Simon Quendler verschiebt die Grenzen der Malerei – seine „reaktiven Bilder“ machen Stoffe und Prozesse zu Hauptakteuren.
Der österreichische Künstler Simon Quendler (geb. 1983 in Wernberg bei Villach) erweitert den Begriff der Malerei radikal.
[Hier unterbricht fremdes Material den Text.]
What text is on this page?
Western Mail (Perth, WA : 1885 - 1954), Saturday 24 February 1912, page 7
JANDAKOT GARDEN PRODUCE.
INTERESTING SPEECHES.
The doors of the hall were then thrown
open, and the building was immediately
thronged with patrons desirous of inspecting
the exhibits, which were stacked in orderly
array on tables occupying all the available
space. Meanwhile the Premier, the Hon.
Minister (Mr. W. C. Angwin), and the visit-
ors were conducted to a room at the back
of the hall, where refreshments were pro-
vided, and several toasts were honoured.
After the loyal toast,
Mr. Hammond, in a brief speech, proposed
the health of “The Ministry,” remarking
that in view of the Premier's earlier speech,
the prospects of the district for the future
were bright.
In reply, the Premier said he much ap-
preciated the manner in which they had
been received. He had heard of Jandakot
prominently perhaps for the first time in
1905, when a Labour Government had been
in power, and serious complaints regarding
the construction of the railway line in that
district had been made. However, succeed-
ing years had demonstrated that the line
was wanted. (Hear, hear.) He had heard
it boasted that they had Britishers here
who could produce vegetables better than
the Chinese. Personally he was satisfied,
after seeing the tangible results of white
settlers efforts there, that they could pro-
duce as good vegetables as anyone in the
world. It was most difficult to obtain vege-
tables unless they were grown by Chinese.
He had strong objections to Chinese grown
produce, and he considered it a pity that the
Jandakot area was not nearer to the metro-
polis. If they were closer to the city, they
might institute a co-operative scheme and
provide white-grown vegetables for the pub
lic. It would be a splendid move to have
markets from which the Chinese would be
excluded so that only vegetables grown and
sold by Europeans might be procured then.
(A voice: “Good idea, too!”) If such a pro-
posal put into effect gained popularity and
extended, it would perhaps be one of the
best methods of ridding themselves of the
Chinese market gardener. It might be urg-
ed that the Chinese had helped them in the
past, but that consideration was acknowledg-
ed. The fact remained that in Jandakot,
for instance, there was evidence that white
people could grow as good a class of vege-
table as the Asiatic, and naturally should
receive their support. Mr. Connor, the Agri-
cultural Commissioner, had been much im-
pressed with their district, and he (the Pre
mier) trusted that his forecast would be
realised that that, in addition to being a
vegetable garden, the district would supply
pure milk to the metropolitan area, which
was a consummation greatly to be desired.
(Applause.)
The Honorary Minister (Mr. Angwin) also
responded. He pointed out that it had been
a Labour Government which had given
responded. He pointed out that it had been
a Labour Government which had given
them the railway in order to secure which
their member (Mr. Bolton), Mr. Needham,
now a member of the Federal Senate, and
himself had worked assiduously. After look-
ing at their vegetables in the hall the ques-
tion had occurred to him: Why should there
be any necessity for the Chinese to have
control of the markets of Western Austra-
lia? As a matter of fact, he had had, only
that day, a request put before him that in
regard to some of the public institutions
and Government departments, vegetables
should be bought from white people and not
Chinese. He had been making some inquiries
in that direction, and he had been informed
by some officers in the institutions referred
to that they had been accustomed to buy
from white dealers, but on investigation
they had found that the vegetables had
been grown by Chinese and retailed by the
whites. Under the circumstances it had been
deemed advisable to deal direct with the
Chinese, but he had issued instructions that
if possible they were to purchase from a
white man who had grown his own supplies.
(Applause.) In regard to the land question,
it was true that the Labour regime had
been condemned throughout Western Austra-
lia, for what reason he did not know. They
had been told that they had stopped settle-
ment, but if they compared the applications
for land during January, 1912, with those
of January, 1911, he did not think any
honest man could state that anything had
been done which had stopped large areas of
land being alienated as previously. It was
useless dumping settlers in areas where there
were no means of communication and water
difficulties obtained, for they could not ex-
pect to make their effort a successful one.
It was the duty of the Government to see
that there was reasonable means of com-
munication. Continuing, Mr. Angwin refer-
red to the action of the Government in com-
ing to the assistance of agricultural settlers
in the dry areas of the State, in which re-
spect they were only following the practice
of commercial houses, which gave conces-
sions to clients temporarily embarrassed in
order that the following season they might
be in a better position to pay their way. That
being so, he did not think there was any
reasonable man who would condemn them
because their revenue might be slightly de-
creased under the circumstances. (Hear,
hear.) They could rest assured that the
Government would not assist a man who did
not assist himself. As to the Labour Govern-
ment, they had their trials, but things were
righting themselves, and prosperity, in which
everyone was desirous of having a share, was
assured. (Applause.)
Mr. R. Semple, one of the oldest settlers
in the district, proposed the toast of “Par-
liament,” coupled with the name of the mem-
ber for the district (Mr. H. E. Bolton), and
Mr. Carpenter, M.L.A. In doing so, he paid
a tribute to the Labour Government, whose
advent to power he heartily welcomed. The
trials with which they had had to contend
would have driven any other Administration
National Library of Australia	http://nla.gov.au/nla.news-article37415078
Seine Werke sind keine abgeschlossenen Bilder, sondern lebendige Prozesse, die das Eigenleben von Materialien sichtbar machen – und damit eine stille, poetische Revolte gegen das Erwartbare.

„Malerei ist kein abgeschlossenes Bild, sondern ein lebendiges Ereignis.“
Seit über zwei Jahrzehnten arbeitet Simon Quendler in Wien. Sein Atelier gleicht weniger einem klassischen Arbeitsplatz als vielmehr einem Labor. Dort bringt er Farben, Chemikalien und organische Substanzen in Kontakt – nicht als Werkzeuge, sondern als eigenständige Akteure. Stoffe wie Kaliumsorbat, Cadmiumsulfid oder Vulkanasche treten in Reaktionen, bilden Kristalle, Risse, Schichtungen.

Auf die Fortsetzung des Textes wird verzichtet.